I like Atheist’s version of the topic. It is simple easy to understand and to the point.

The mathforum.org/dr.math/faq/faq.0.9999.html sure has a long drawn out way of doing it.

Ok, me and my Grade 10 math skills is finding this a bit confusing, I like Athiest’s idea, but for WHY it does this here is my imaginary theory of why this is true

(humor me)

So you know parallel lines? Now they say that they will touch because if they go on forever somehow the galaxy will bend them. It would make sense that .99999 if you made it into a three dimentional figure would do the same, slowly bend into 1.

Ok, I’m done

Also for ppl who aren’t familiar with fractions…
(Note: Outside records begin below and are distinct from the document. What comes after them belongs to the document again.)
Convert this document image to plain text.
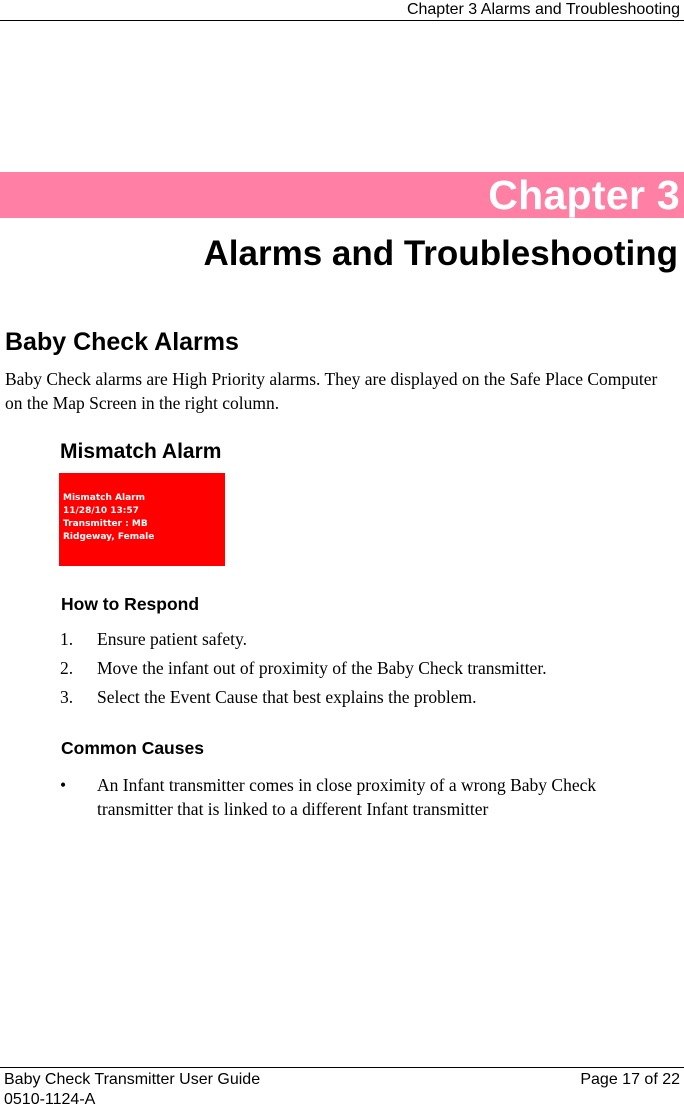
Chapter 3 Alarms and Troubleshooting
Chapter 3
Alarms and Troubleshooting
Baby Check Alarms
Baby Check alarms are High Priority alarms. They are displayed on the Safe Place Computer on the Map Screen in the right column.
Mismatch Alarm
Mismatch Alarm
11/28/10 13:57
Transmitter : MB
Ridgeway, Female
How to Respond
1. Ensure patient safety.
2. Move the infant out of proximity of the Baby Check transmitter.
3. Select the Event Cause that best explains the problem.
Common Causes
• An Infant transmitter comes in close proximity of a wrong Baby Check transmitter that is linked to a different Infant transmitter
Baby Check Transmitter User Guide	Page 17 of 22
0510-1124-A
1/1, 2/2, 3/3, 4/4, etc. (any numbers that are same above and below) always are equal to 1 in math’s theory, but since they have showed to be .9999~ also… that means .999~ = 1

Hope that makes everything a bit clearer.

I have to agree that .9999~ = 1… math formulas are there to prove that.

Actually in my opinion… in real world… NONE is pure solution in whole number… everything has fractions or decimials. We always round everything up. .9999~ is 1 in real world’s eye. At least it is in my eye. Hahaha.

Interesting one I must say!

if .99------------- = 1 then how come .333------------ doesn’t = 1?

1.0
-.3333333333333333333333333333333333333

well, that would have to be .000000000000000000000000000000000 forever, so… assuming there were a last number it would have to be a 7… but…
am I missing something very obvious?

I dont understand still. so calculus is wrong.